Did Trump’s election evidence his mesmerizing attraction or was he a convenient (and opportunist) avatar for virulent reactionary impatience with the democratic consequences of the country’s increased diversity and education?  In cases of tyrannical rule, the end of authoritarianism can usually be brought about by peaceful and persistent domestic resistance.  That makes Biden and his hoped-for successors combatants in a struggle to retain the democratic heritage of America. 

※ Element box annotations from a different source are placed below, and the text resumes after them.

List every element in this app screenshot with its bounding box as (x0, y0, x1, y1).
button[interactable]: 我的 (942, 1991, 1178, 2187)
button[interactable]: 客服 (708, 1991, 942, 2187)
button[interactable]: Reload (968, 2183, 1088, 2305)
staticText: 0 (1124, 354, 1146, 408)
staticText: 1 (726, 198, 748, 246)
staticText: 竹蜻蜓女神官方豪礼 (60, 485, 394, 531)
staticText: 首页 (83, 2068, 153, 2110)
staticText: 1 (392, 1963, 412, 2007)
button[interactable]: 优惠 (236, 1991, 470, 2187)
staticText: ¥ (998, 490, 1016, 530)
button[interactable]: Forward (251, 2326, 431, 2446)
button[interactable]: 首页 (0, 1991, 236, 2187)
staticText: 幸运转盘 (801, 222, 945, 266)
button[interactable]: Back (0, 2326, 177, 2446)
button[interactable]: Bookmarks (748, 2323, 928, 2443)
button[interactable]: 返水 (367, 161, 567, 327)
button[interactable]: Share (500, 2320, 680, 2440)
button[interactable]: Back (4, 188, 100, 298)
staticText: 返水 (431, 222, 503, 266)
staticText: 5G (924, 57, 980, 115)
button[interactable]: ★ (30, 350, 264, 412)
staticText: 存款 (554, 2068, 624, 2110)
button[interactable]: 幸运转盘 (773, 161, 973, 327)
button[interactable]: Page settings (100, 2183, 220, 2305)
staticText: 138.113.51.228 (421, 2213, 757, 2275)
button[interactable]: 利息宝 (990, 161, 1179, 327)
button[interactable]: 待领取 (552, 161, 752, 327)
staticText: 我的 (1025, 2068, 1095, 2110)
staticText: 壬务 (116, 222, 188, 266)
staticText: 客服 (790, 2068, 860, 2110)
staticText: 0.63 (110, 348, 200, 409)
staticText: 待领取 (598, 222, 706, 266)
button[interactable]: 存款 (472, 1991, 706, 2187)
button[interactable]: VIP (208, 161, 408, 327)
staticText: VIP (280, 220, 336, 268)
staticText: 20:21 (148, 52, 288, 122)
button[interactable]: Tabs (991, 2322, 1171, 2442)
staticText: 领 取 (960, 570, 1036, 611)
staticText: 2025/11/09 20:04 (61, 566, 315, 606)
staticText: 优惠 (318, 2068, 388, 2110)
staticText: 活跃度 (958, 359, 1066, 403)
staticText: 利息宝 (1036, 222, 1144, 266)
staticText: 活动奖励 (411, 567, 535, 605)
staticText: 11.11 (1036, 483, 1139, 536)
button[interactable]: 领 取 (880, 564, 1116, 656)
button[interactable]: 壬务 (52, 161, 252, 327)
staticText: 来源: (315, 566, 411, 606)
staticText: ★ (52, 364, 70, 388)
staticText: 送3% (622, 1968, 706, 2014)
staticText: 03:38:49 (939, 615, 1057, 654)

This is something that must be made clear to a majority of voters as long as we are able to retain an equitable electoral system.  It is therefore important to strengthen voters’ rights; but it is also necessary to publicize what is at stake.  The publicity campaign must be done in a way that appeals to the obsequious and committed group of willing demagogue-acolytes, the large politically apathetic bunch that was Trump’s base. 

It has been estimated by a professor at the University of Chicago that there are twenty million disaffected voters in the U.S, who support the Jan 6, 2021, attack on the Capitol.  Those are people who want things “both ways.”  They have gained materially in the American free democratic system, but jealously refuse to share that success with the multitudes of others who have managed to immigrate here or who have risen above centuries of racial discrimination to compete for equal rewards in a capitalist economy.  The ese incumbents ignore the inevitability that the benefits of a free society will not last if its advantages are not shared with all who agree to join on those terms.  These fruits of freedom carry an unavoidable obligation to offer them freely to anyone who accepts the two sides of the equation.  If this trade-off was nothing but a birth-right, the hard work that is the basis of the American character would be a fool’s errand.  A self-fulfilling result of holding that attitude would, of course, be fewer newcomers to the country as well as lasting existence of a racial underclass; but that result would also diminish the future well-being of everyone.

The Trump Presidency constituted a warning of how near is the possible collapse of even a centuries-old democratic system of government.  That system is fragile because it still is not a corollary of human nature.    All man’s instincts drive hm to provide for himself before others.  A would-be tyrant plays to that side of individuals’ character; if he succeeds, it could spell the end of their freedom and welfare.  Constant vigilance is needed to protect that heritage.